No I haven't read it wrong. Read my answer carefully.

Answer 13

its 2 cos^3 A n 2 sin^3 A

Answer 14

firse explain kar

Answer 15

Can you write the expression like this?\[\frac{\cos A (1 - 2 \cos ^2 A)}{\sin A (2 \sin^2 A - 1 )}\]

Answer 16

yes

Answer 17

OH I GET IT

Answer 18

But the remaing part is >_>

Answer 19

So have you got it till\[\cot A \times \frac{1 - 2\cos^2 A}{2\sin^2 A - 1}\]

Answer 20

yep .now im stuck

Answer 21

Good, now if you compare \[\cot A \times \frac{1 - 2 \cos^2 A}{2 \sin^2 A - 1}\]with the RHS \(\cot A\), you will get a hint that\[\frac{1 - 2 \cos^2 A}{2 \sin^2 A - 1}=1\]But how can you prove that?

Answer 22

In 10th, you are only supposed to know three simple identities and one of those involves \(\cos^2 \theta\) and \(\sin^2 \theta\).

Answer 23

cos ^2 A + sin^2 A is 1

Answer 24

Yes, correct.

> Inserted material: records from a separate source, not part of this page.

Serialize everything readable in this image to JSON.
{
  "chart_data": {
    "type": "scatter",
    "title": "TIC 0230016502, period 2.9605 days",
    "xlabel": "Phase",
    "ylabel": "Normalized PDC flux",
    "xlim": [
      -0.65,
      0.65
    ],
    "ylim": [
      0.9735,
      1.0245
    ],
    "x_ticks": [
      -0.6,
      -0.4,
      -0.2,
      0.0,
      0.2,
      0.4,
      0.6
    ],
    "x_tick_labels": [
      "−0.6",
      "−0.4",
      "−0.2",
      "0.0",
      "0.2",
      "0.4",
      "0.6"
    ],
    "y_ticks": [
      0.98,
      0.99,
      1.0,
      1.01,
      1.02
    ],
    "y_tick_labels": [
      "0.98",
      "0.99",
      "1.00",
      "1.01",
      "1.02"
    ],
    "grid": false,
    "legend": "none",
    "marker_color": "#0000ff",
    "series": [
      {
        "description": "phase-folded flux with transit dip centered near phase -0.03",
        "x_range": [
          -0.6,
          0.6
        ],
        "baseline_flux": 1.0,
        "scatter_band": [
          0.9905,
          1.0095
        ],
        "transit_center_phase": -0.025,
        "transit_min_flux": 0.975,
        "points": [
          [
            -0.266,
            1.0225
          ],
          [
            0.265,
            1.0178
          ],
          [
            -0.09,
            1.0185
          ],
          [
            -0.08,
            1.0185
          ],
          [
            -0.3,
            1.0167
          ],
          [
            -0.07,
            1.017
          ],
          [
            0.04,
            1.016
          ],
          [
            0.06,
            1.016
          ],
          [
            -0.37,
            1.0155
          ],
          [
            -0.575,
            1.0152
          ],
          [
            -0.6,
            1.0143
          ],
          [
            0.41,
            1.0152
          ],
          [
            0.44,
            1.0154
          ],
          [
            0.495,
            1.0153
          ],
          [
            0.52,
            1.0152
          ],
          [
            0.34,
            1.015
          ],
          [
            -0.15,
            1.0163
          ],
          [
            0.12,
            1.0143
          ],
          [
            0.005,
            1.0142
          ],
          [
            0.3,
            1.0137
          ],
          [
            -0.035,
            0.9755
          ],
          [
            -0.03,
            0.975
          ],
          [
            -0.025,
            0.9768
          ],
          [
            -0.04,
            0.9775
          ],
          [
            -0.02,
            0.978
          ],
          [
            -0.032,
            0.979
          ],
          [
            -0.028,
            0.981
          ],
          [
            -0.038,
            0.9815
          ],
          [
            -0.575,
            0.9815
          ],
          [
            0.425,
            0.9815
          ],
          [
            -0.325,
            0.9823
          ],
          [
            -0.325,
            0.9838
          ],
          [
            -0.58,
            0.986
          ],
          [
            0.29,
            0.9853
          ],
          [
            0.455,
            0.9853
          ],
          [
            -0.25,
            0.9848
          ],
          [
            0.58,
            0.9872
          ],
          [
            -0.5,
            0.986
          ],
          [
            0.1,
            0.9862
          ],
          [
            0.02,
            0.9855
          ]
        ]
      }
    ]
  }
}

Now use that identity in this form:\[\cos^2 A = 1 -\sin ^2 A\]Replace \(\cos^2 A\) in your expression with \(1 - \sin^2 A\).

Answer 25

\[1- 2(1 - \sin^2 A)\]

Answer 26

Simplify that further and ...

Answer 27

how to...
?

Answer 28

Just open the brackets etc.

Answer 29

1 - 2 - 2sin^A

Answer 30

That's a little wrong.

Answer 31

whats wrong..?

Answer 32

\[1 - 2 \color{red}+ 2 \sin^2 A \]

Answer 33

okay!
what next..?

Answer 34

\[= \cot A \frac{2\sin^2 A - 1}{2\sin^2 A - 1}\]

Answer 35

Thanks man..!!
I have 3 more ques...

Answer 36

Please try them on your own.

Answer 37

They are not trig..
n tried these first my ans not matching

Answer 38

Achcha.